Anderson started by meeting with key folks in the company individually and asked them four simple questions:

  1. Who are you?
  2. What are you responsible for?
  3. What issues do you believe are the most pressing?
  4. What would you do if you were me?

First, it’s important to ask these questions in a face-to-face conversation between you and the other person alone, not in a group setting. People will be more honest in a one-on-one and you cut all those weird meeting dynamics

Second, you ask the very people involved in the failing project these critical questions because many, if not most, of them probably knew the project was headed into trouble in the first place. Some might say why ask the very people who caused the project to fail and how to save it, but let’s be realistic, people will often keep their mouths shut to keep their jobs and obediently follow the boss’s directions. I’ve been guilty of this in the past, and I know I’m not alone.

Because these very people saw what was coming, and probably have been on similar projects in the past, they more than likely have the best ideas as to how to “right the ship.” Why bring in expensive consultants who have no background in the issues, and no stake in the outcome, when you can get the best advice from the folks you’re already paying and have been intimately involved from day 1.

Finally, by asking to place themselves in your shoes demonstrates your respect for their opinion. I have often found in my career, there is no better way to show you respect someone than to ask for their opinion. It shows you’re humble, don’t know all the answers, and need their assistance. Nothing wrong with that.

Finally, Anderson told Rao and Sutton that he was largely successful in his turnaround endeavors  because he basically followed the advice he sought.

There you have it. No smoke, no mirrors, just sitting with people and having a substantive conversation. If it works for one of the world’s key CEO’s, there’s no reason it won’t work for you.

Footnote: This conference is only in it’s second year, but it certainly should be one to put on your list. The speaker’s list this year was a “murderer’s row” of top, and very popular, academics from Stanford and Columbia Business School (e.g.
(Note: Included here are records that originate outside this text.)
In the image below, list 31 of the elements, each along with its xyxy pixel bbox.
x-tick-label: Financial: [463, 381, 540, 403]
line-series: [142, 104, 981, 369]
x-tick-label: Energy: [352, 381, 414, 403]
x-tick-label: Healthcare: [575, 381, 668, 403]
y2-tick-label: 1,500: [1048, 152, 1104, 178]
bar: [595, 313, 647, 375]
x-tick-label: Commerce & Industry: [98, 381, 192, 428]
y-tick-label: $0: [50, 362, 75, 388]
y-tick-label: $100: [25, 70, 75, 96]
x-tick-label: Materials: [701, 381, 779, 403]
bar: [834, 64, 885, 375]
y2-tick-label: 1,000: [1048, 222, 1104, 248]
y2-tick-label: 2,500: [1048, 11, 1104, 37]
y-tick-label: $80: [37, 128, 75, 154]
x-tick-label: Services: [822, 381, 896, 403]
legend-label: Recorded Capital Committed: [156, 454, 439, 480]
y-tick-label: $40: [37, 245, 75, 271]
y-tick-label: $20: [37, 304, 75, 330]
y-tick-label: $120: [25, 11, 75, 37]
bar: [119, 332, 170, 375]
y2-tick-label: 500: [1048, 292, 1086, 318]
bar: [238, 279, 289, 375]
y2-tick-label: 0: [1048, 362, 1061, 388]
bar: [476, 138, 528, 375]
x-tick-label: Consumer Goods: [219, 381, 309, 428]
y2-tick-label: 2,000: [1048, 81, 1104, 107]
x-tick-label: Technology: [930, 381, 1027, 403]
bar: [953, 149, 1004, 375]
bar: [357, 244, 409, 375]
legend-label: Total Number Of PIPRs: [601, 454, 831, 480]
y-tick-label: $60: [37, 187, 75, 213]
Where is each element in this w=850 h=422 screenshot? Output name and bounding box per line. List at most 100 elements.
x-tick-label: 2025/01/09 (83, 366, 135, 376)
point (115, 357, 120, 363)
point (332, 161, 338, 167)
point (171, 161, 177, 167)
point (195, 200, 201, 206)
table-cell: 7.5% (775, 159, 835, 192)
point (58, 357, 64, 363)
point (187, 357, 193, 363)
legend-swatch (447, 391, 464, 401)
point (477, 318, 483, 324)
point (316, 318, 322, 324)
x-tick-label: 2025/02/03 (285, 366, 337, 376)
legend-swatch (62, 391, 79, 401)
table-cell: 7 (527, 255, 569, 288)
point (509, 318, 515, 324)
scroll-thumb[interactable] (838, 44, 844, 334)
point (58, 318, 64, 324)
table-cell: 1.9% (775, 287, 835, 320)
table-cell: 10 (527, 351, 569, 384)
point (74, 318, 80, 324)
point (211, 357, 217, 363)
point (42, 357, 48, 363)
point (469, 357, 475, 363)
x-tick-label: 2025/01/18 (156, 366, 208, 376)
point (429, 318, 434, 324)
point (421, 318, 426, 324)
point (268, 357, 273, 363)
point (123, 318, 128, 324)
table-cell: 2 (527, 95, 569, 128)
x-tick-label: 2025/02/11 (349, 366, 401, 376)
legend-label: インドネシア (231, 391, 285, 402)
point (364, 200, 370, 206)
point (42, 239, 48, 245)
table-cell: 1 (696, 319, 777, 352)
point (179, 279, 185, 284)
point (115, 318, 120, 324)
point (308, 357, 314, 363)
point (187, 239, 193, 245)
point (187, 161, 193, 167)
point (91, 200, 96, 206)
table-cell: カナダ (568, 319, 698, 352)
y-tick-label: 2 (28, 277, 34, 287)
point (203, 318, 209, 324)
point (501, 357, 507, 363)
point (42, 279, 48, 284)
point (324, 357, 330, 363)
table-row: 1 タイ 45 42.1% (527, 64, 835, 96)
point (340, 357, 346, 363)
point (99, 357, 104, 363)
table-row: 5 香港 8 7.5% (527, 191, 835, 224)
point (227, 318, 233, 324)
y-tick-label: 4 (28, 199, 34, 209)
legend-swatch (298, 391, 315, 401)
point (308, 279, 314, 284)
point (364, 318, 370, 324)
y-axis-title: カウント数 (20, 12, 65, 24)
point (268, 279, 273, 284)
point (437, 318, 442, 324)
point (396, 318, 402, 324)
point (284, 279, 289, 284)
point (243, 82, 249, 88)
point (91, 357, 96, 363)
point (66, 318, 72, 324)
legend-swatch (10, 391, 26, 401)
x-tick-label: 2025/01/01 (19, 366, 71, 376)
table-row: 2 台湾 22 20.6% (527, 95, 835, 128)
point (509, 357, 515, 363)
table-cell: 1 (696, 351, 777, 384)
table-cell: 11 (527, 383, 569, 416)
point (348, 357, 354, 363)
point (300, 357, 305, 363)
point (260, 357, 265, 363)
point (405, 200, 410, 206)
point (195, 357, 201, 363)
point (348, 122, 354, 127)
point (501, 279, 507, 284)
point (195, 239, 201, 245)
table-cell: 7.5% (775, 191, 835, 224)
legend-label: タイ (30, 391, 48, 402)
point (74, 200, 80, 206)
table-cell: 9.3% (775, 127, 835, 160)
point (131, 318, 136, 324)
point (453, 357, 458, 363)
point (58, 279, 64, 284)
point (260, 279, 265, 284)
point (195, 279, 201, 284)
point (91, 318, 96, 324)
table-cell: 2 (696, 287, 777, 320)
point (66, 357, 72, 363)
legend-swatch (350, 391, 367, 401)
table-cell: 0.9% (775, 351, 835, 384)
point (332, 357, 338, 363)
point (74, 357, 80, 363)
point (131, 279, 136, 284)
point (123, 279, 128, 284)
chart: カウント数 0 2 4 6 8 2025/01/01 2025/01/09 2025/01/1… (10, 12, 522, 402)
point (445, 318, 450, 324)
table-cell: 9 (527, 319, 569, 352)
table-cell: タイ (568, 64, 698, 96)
Rita Gunther McGrath), as well as successful and highly experienced executives from the likes of Cisco, HP and Facebook. One great highlight was the session with Ed Catmull, President of Pixar Animation and Disney Animation. This conference reminded me of the great Project Leadership Conference held for many years by the former ABT Software and put on by one of the great conference producers and thought leaders Dick Rutledge. I’m grateful a conference of equal quality has been launched focused on strategic execution and leadership.